Peninsula Daily News

PORT TOWNSEND — Arran Stark wants to redefine hospital food.

“When people talk about hospital cooking, they picture boxes coming in on a dock where they pull it out, unfreeze the food and put it on a tray,” he said.

“The idea that hospital food needs to be formulaic or boring is wrong, since there are alternatives, especially around here.”

Stark, a well-known local chef with restaurant experience, has taken over the kitchen at Jefferson Healthcare hospital at 834 Sheridan St., Port Townsend.

He serves three square meals a day to patients and staff as well as economical, healthy meals to anyone who walks in.

“I want to change the environment here,” he said.

“If you’ve been in a hospital room and see a loved one in pain, you want a place to get away from it all,” he said.

“It doesn’t have to look like a hospital.”

Changing the way it’s done

Stark has been on the job for about a month and has already replaced a variety of pre-packaged choices with a single fresh-cooked menu option.

While he chips away at the hospital’s existing supp­ly of frozen food, he has introduced locally grown produce, much of it organic.

“The patients have already noticed the change,” said Chief Operating Officer Paula Dowdle.

“I had one tell me that the chicken served to him was the best he ever had.”

Dowdle said the costs of running the kitchen have decreased since Stark took over.

On Tuesday, Stark served chicken skewers with black beans, rice and corn — all for $6.

Along with this, Stark added a dab of chimichurri, a pesto-like green sauce, that enhanced the taste of the chicken.

“I like to educate people when I feed them,” Stark said.

“A lot of people asked me what the green sauce was, and I was able to teach them something.”

The dishes are structured so they become a healthy vegetarian meal if the protein — fish, chicken or beef — is removed.

The kitchen operated on a rotating menu plan, serving specific foods on certain days, a schedule that Stark plans to follow while substituting fresh foods for the frozen or packaged foods listed on the schedule.

Along the way, he is looking to make the kitchen more efficient and replace some of the old electric burners with more flexible propane.

Come for lunch

Once the kitchen is renovated, Stark hopes people will come for lunch even if they aren’t at the hospital for a medical reason or to visit a sick friend.

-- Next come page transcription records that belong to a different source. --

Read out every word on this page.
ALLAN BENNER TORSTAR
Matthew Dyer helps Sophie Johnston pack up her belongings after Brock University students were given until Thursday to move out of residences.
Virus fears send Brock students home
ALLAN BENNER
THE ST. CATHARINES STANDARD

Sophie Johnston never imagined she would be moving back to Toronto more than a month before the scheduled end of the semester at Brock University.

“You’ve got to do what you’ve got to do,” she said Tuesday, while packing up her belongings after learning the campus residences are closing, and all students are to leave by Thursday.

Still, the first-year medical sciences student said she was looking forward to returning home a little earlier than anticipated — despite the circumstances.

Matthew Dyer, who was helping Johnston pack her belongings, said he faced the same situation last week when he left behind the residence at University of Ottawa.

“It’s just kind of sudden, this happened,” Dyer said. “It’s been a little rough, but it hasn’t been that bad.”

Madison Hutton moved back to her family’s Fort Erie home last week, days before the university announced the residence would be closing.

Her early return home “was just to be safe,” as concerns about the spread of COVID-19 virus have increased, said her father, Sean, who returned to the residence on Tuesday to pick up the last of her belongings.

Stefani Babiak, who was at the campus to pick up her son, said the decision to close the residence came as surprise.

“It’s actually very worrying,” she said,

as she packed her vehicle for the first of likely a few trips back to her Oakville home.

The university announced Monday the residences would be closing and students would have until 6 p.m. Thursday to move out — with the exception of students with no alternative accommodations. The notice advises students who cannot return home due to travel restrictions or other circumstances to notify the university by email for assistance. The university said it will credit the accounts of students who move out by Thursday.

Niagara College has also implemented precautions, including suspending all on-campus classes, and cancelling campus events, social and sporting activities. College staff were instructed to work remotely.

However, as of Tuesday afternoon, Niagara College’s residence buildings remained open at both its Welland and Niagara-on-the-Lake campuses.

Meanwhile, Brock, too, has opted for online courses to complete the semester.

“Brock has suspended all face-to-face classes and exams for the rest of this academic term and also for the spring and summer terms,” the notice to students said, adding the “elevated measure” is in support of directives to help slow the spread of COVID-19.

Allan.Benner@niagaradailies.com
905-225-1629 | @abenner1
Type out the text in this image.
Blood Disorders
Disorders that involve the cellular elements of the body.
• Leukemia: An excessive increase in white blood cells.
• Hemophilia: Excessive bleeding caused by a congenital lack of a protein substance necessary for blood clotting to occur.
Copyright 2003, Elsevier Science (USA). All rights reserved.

Dowdle likes the idea, saying, “I would love it if people came here to have lunch.”

Stark, 40, was raised in Georgia and has been in Port Townsend since 2006, when he opened Cultivated Palette Catering.

In the intervening years, he owned and operated Brassica restaurant and has provided private less­ons and custom dinners.

Most recently, he served Wednesday meals at the Undertown and Friday burgers outside the Port Townsend Brewing Co., but he stopped both enterprises when he began working at the hospital.

He is continuing to offer cooking lessons and hopes to get “free labor” from his students by offering them apprentice programs in the hospital.

Also on the schedule is the installation of a “grab and go” unit that will contain sandwiches and salads and a point-of-sale system that will allow customers to pay with debit or credit cards.

He supervises a crew of eight people who “either love the changes or are just going along” but who mostly are excited to be doing something different with meal preparation, he said.

The next challenge for Stark is to maintain his momentum through the winter.

“Right now, there is an abundance of fresh food, with people leaving zucc­hini and squash on my front porch,” he said.

“I don’t know what we’ll do in the winter when . . . we will need to keep it interesting.”